Furthermore, as shown in FIG. 12, such grooves 12a and 13a are formed with groove excitation electrodes 12b and 13b for causing these vibration arm sections 12 and 13 to vibrate, respectively.
Furthermore, as shown in FIG. 12, side excitation electrodes 12c and 13c are also formed on the sides of the vibration arm sections 12 and 13, respectively.
The groove excitation electrodes 12b and 13b and the side excitation electrodes 12c and 13c are arranged with a fixed spacing therebetween, as shown in FIG. 12, so that these are not short-circuited with each other.
That is, when a voltage is applied to the groove excitation electrodes 12b and 13b and the side excitation electrodes 12c and 13c, an electric field is generated inside the vibration arm sections 12 and 13 at the portions which are held between these electrodes, and vibration starts.
Therefore, when the groove excitation electrodes 12b and 13b and the side excitation electrodes 12c and 13c are short-circuited, it becomes difficult for an electric field to be generated inside the vibration arm sections 12 and 13, causing the tuning-fork-type crystal vibrating reed 10 to malfunction.
The larger the widths (in the horizontal direction in FIG. 12) of the grooves 12a and 13a of such a tuning-fork-type crystal vibrating reed 10 are, the better the characteristics such as CI value (crystal impedance) becomes.

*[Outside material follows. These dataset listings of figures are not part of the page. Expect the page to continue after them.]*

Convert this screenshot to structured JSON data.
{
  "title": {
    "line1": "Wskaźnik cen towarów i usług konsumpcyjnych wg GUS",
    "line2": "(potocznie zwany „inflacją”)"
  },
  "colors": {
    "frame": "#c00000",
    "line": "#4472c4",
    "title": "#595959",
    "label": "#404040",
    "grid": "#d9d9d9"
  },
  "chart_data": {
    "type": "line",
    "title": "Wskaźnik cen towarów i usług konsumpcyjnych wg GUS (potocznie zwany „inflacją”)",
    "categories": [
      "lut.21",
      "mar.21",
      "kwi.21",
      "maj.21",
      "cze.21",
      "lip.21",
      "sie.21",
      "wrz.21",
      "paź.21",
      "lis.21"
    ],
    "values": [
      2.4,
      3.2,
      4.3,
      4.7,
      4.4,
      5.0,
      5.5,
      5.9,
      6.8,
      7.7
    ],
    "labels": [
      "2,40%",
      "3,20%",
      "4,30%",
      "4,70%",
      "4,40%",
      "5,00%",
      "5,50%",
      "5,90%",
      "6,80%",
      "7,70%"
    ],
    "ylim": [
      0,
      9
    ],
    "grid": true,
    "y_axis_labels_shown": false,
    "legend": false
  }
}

For this reason, the widths of the grooves 12a and 13a are formed as large as possible.
As a consequence, the spacing between the groove excitation electrodes 12b and 13b and the side excitation electrodes 12c and 13c is small. As a result, even if a small amount of dust falls between the groove excitation electrodes 12b and 13b, and the side excitation electrodes 12c and 13c, a short-circuit is likely to occur, and the vibration of the vibration arm sections 12 and 13 may malfunction.

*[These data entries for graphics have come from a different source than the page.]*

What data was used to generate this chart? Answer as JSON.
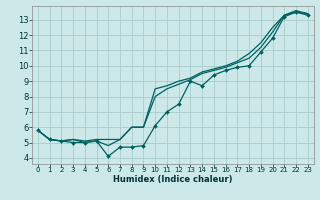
{
  "xlabel": "Humidex (Indice chaleur)",
  "bg_color": "#cce8e8",
  "grid_color": "#aacccc",
  "line_color": "#006060",
  "xlim": [
    -0.5,
    23.5
  ],
  "ylim": [
    3.6,
    13.9
  ],
  "yticks": [
    4,
    5,
    6,
    7,
    8,
    9,
    10,
    11,
    12,
    13
  ],
  "xticks": [
    0,
    1,
    2,
    3,
    4,
    5,
    6,
    7,
    8,
    9,
    10,
    11,
    12,
    13,
    14,
    15,
    16,
    17,
    18,
    19,
    20,
    21,
    22,
    23
  ],
  "line1_x": [
    0,
    1,
    2,
    3,
    4,
    5,
    6,
    7,
    8,
    9,
    10,
    11,
    12,
    13,
    14,
    15,
    16,
    17,
    18,
    19,
    20,
    21,
    22,
    23
  ],
  "line1_y": [
    5.8,
    5.2,
    5.1,
    5.0,
    5.0,
    5.1,
    4.1,
    4.7,
    4.7,
    4.8,
    6.1,
    7.0,
    7.5,
    9.0,
    8.7,
    9.4,
    9.7,
    9.9,
    10.0,
    10.9,
    11.8,
    13.2,
    13.5,
    13.3
  ],
  "line2_x": [
    0,
    1,
    2,
    3,
    4,
    5,
    6,
    7,
    8,
    9,
    10,
    11,
    12,
    13,
    14,
    15,
    16,
    17,
    18,
    19,
    20,
    21,
    22,
    23
  ],
  "line2_y": [
    5.8,
    5.2,
    5.1,
    5.2,
    5.1,
    5.2,
    5.2,
    5.2,
    6.0,
    6.0,
    8.0,
    8.5,
    8.8,
    9.1,
    9.5,
    9.7,
    9.9,
    10.2,
    10.5,
    11.2,
    12.2,
    13.3,
    13.5,
    13.4
  ],
  "line3_x": [
    0,
    1,
    2,
    3,
    4,
    5,
    6,
    7,
    8,
    9,
    10,
    11,
    12,
    13,
    14,
    15,
    16,
    17,
    18,
    19,
    20,
    21,
    22,
    23
  ],
  "line3_y": [
    5.8,
    5.2,
    5.1,
    5.2,
    5.0,
    5.1,
    4.8,
    5.2,
    6.0,
    6.0,
    8.5,
    8.7,
    9.0,
    9.2,
    9.6,
    9.8,
    10.0,
    10.3,
    10.8,
    11.5,
    12.5,
    13.3,
    13.6,
    13.4
  ],
  "xlabel_fontsize": 6.0,
  "tick_fontsize_x": 5.0,
  "tick_fontsize_y": 6.0,
  "linewidth": 0.9,
  "marker_size": 2.0
}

Meanwhile, in order to prevent a short-circuit which causes such a vibration malfunction, if an insulation film is arranged in an electrode section, the CI value (crystal impedance or equivalent series resistance) increases, and a problem arises in that the performance of the entire vibrating reed is deteriorated.
An object of the present invention is to provide a vibrating reed capable of making it difficult for a vibration failure to occur while minimizing the CI value, a vibrator having the vibrating reed, an oscillator comprising the vibrator, and an electronic device comprising the vibrator.
According to the present invention, preferably, vibrating reeds from (1) to (7) below are provided.
(1) A vibrating reed comprising: a base; and a vibration arm section formed so as to protrude from this base, a grooved portion being formed in one of a first or obverse surface and a second or rear surface of the vibration arm section, and a groove electrode portion and a side electrode portion being formed in the grooved portion and the side portion of the vibration arm section, respectively, wherein a short-circuit prevention section is formed between the groove electrode portion and the side electrode portion.
(2) A vibrating reed, wherein the groove electrode portion and the side electrode portion are excitation electrodes.
(3) A vibrating reed, wherein the short-circuit prevention section is formed of an insulation film.
(4) A vibrating reed, wherein the insulation film is formed in an etching step.
(5) A vibrating reed, wherein a cut section is formed in the base.
(6) A vibrating reed, wherein the base is provided with a fixation area for fixing this vibrating reed, and the cut section is provided in the base between the fixation area and the vibration arm section.
(7) A vibrating reed, wherein the vibrating reed is a tuning-fork-type vibrating reed formed from a crystal which oscillates at approximately 30 kHz to at approximately 40 kHz.